ME: Gee, Pete, I never realized your company was so draconian. Do you really want to stay there? It sounds like you are unhappy.

PETE: All in all, it is not a bad place to work. It has good benefits and pays reasonably well. I just think it could be much better. I read in Crucial Conversations that the authors found many highly performing companies that had no formal performance management system in place. Their primary rewards were team-based. Of course, we aren’t that progressive, I guess. I just think it can be better.

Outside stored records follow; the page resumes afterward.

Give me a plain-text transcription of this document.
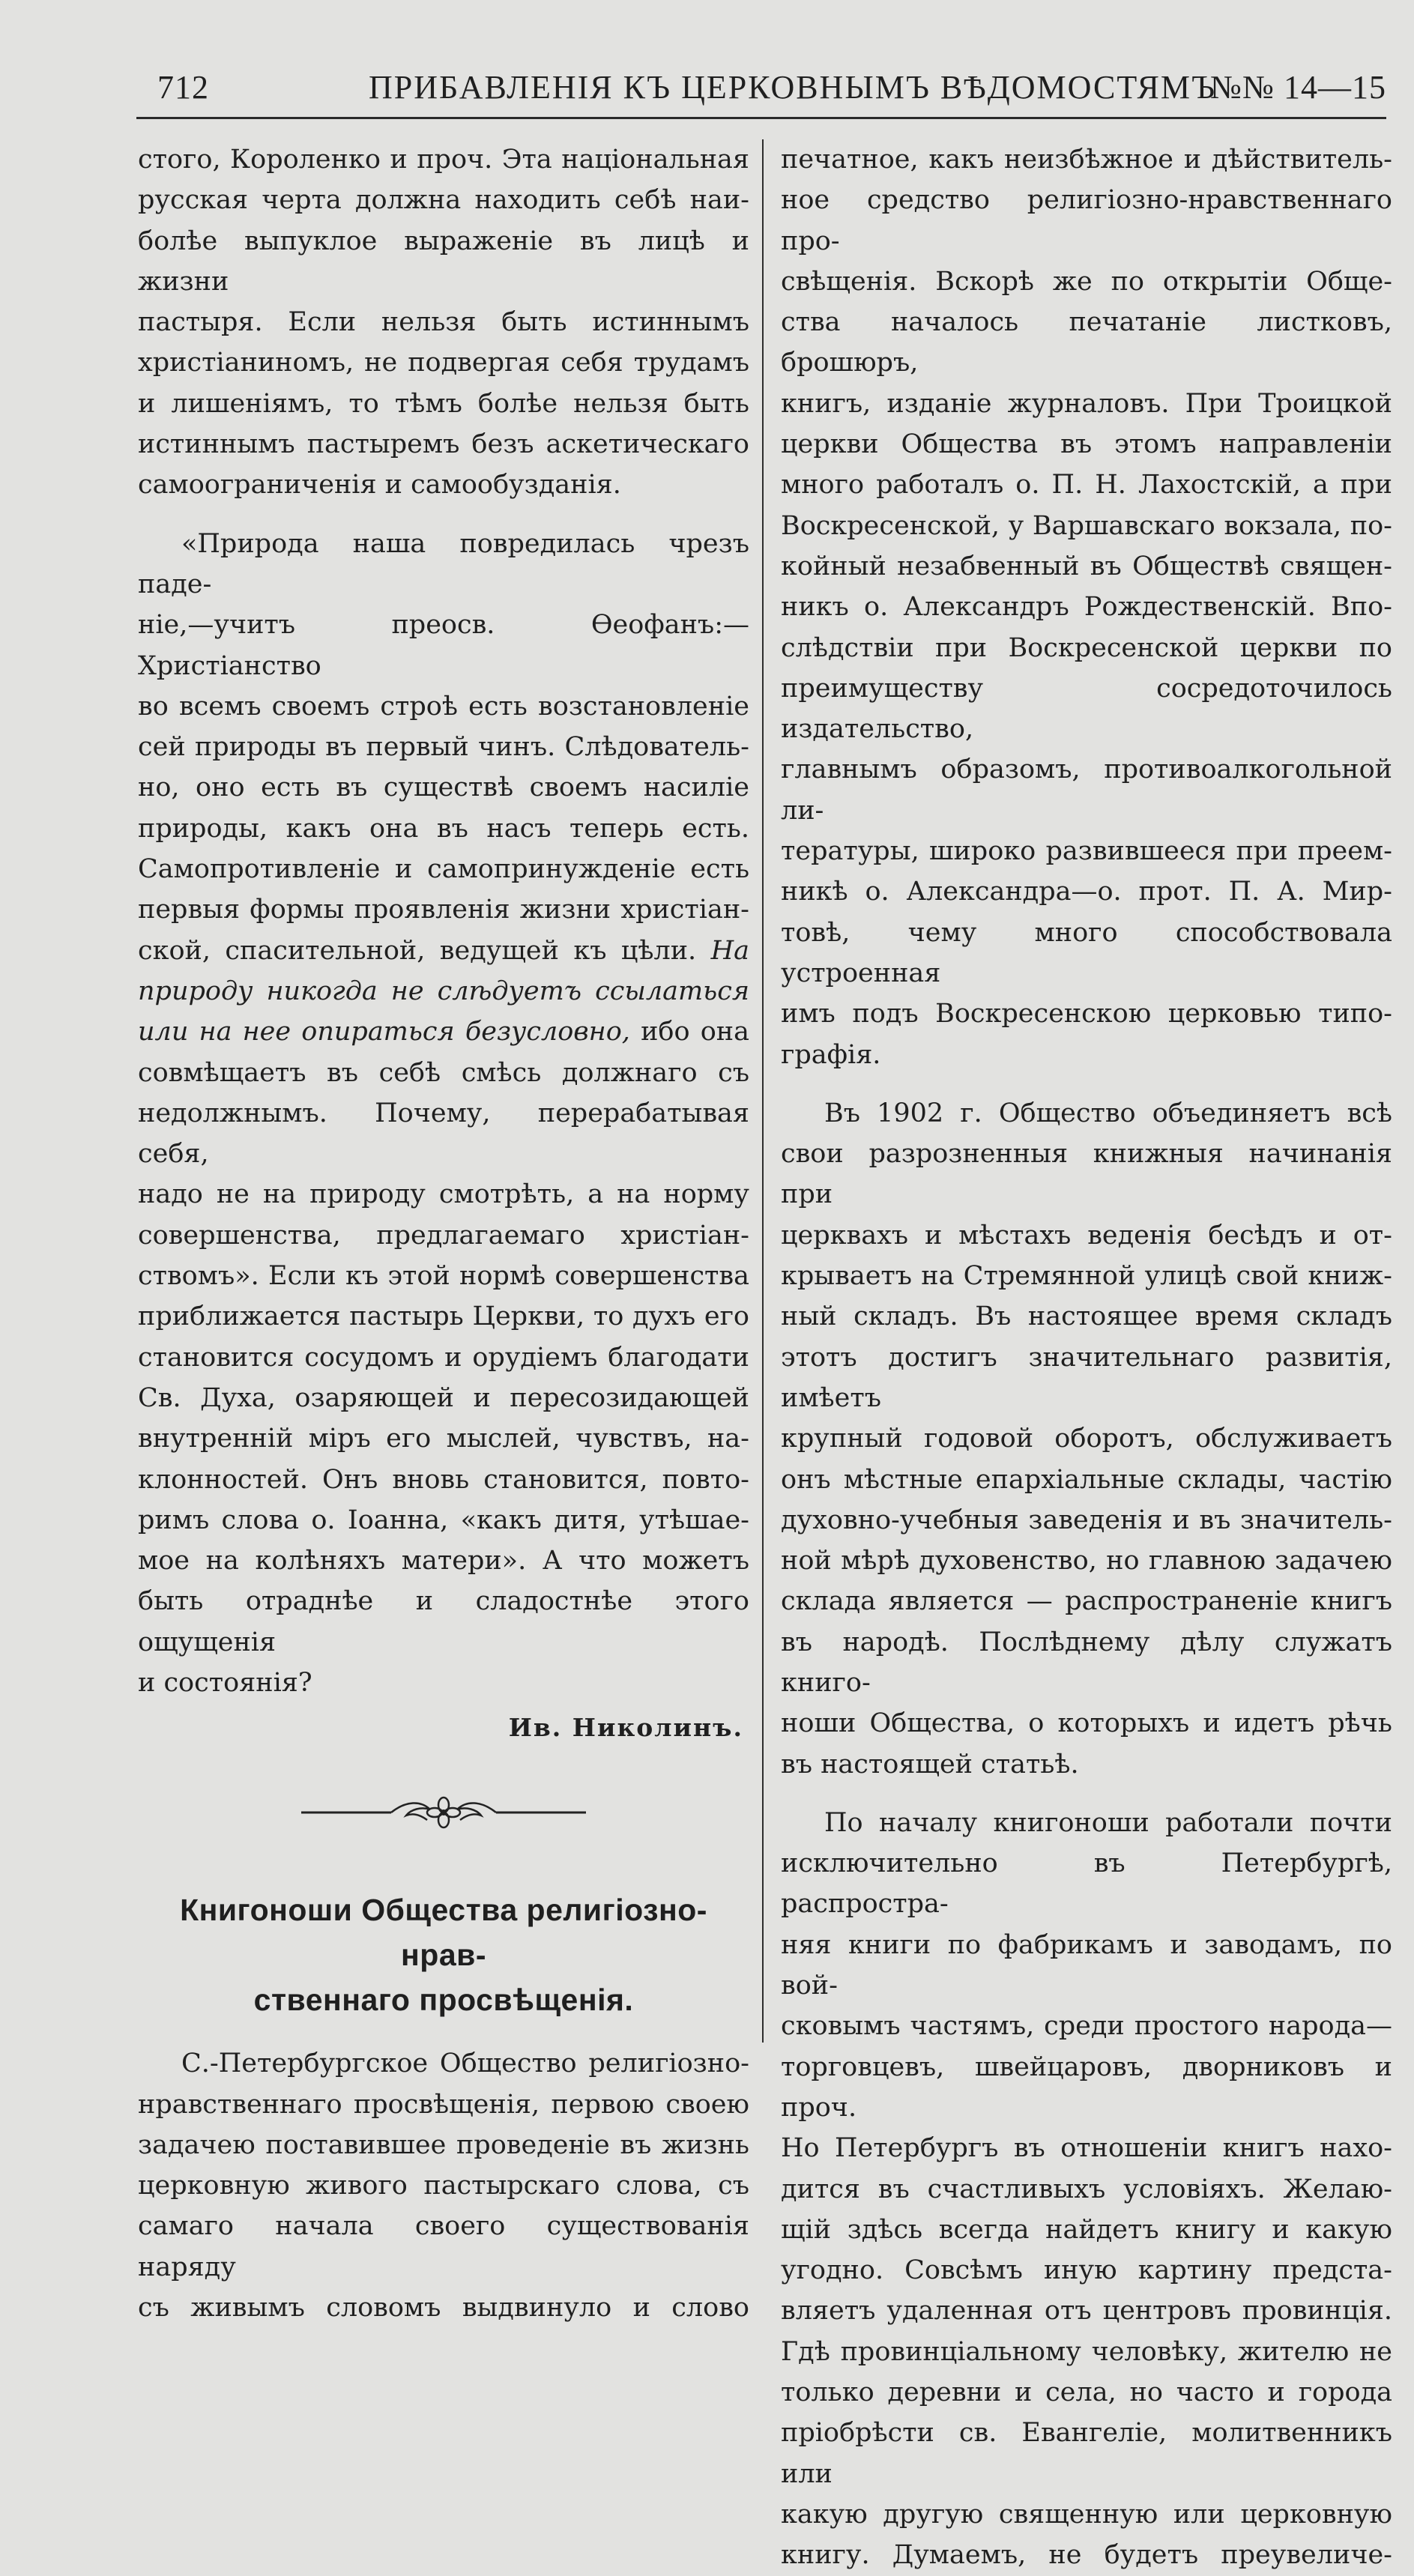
712	ПРИБАВЛЕНІЯ КЪ ЦЕРКОВНЫМЪ ВѢДОМОСТЯМЪ
№№ 14—15

стого, Короленко и проч. Эта національная

русская черта должна находить себѣ наи-

болѣе выпуклое выраженіе въ лицѣ и жизни

пастыря. Если нельзя быть истиннымъ

христіаниномъ, не подвергая себя трудамъ

и лишеніямъ, то тѣмъ болѣе нельзя быть

истиннымъ пастыремъ безъ аскетическаго

самоограниченія и самообузданія.

«Природа наша повредилась чрезъ паде-

ніе,—учитъ преосв. Ѳеофанъ:—Христіанство

во всемъ своемъ строѣ есть возстановленіе

сей природы въ первый чинъ. Слѣдователь-

но, оно есть въ существѣ своемъ насиліе

природы, какъ она въ насъ теперь есть.

Самопротивленіе и самопринужденіе есть

первыя формы проявленія жизни христіан-

ской, спасительной, ведущей къ цѣли. На

природу никогда не слѣдуетъ ссылаться

или на нее опираться безусловно, ибо она

совмѣщаетъ въ себѣ смѣсь должнаго съ

недолжнымъ. Почему, перерабатывая себя,

надо не на природу смотрѣть, а на норму

совершенства, предлагаемаго христіан-

ствомъ». Если къ этой нормѣ совершенства

приближается пастырь Церкви, то духъ его

становится сосудомъ и орудіемъ благодати

Св. Духа, озаряющей и пересозидающей

внутренній міръ его мыслей, чувствъ, на-

клонностей. Онъ вновь становится, повто-

римъ слова о. Іоанна, «какъ дитя, утѣшае-

мое на колѣняхъ матери». А что можетъ

быть отраднѣе и сладостнѣе этого ощущенія

и состоянія?

Ив. Николинъ.
Книгоноши Общества религіозно-нрав-
ственнаго просвѣщенія.

С.-Петербургское Общество религіозно-

нравственнаго просвѣщенія, первою своею

задачею поставившее проведеніе въ жизнь

церковную живого пастырскаго слова, съ

самаго начала своего существованія наряду

съ живымъ словомъ выдвинуло и слово

печатное, какъ неизбѣжное и дѣйствитель-

ное средство религіозно-нравственнаго про-

свѣщенія. Вскорѣ же по открытіи Обще-

ства началось печатаніе листковъ, брошюръ,

книгъ, изданіе журналовъ. При Троицкой

церкви Общества въ этомъ направленіи

много работалъ о. П. Н. Лахостскій, а при

Воскресенской, у Варшавскаго вокзала, по-

койный незабвенный въ Обществѣ священ-

никъ о. Александръ Рождественскій. Впо-

слѣдствіи при Воскресенской церкви по

преимуществу сосредоточилось издательство,

главнымъ образомъ, противоалкогольной ли-

тературы, широко развившееся при преем-

никѣ о. Александра—о. прот. П. А. Мир-

товѣ, чему много способствовала устроенная

имъ подъ Воскресенскою церковью типо-

графія.

Въ 1902 г. Общество объединяетъ всѣ

свои разрозненныя книжныя начинанія при

церквахъ и мѣстахъ веденія бесѣдъ и от-

крываетъ на Стремянной улицѣ свой книж-

ный складъ. Въ настоящее время складъ

этотъ достигъ значительнаго развитія, имѣетъ

крупный годовой оборотъ, обслуживаетъ

онъ мѣстные епархіальные склады, частію

духовно-учебныя заведенія и въ значитель-

ной мѣрѣ духовенство, но главною задачею

склада является — распространеніе книгъ

въ народѣ. Послѣднему дѣлу служатъ книго-

ноши Общества, о которыхъ и идетъ рѣчь

въ настоящей статьѣ.

По началу книгоноши работали почти

исключительно въ Петербургѣ, распростра-

няя книги по фабрикамъ и заводамъ, по вой-

сковымъ частямъ, среди простого народа—

торговцевъ, швейцаровъ, дворниковъ и проч.

Но Петербургъ въ отношеніи книгъ нахо-

дится въ счастливыхъ условіяхъ. Желаю-

щій здѣсь всегда найдетъ книгу и какую

угодно. Совсѣмъ иную картину предста-

вляетъ удаленная отъ центровъ провинція.

Гдѣ провинціальному человѣку, жителю не

только деревни и села, но часто и города

пріобрѣсти св. Евангеліе, молитвенникъ или

какую другую священную или церковную

книгу. Думаемъ, не будетъ преувеличе-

ME: Of course, all companies can strive to be better. And, I have read articles like
Get Rid of the Performance Review that was in the written by Samuel Culbert in the Wall Street Journal back in 2008. There is even a book by the same name and author. Many respected people acknowledge that performance management systems are detrimental to morale and highly unfair, but companies seem to be at a loss to substitute anything else. I don’t disagree with the contentions Culbert has made about the PR:

  1. Performance reviews focus on finding faults and placing blame.
  2. Performance reviews focus on deviations from some ideal as weaknesses.
  3. Performance reviews are about comparing employees.
  4. Performance reviews create a competition between boss and subordinate.
  5. Performance reviews are one-side-accountable and boss-dominated monologues.
  6. Performance reviews are thunderbolt from on high, with the boss speaking for the company.
  7. Performance reviews mean that if the subordinate screws up, then the subordinate suffers.
  8. Performance reviews allow the big boss to go on autopilot.
  9. The performance review is a scheduled event.
  10. Performance reviews give HR people too much power.
  11. Performance reviews don't lead to anything of substance.
  12. Performance reviews are hated, and managers and subordinates avoid doing them until they have to.

I just wonder what replacement or substitute companies might have in place of it? Perhaps they would ascribe to Deming’s thoughts about it.

PETE: You have good questions, Tom. I’m not sure what I will do, but I do know that something so unfair cannot sustain without having long-term impacts to morale here. And there seems to be mounting criticisms surrounding inequities of such a systems.

ME: Well, keep me informed and I wish you well, Pete. You have quite a Quixotic challenge ahead of you.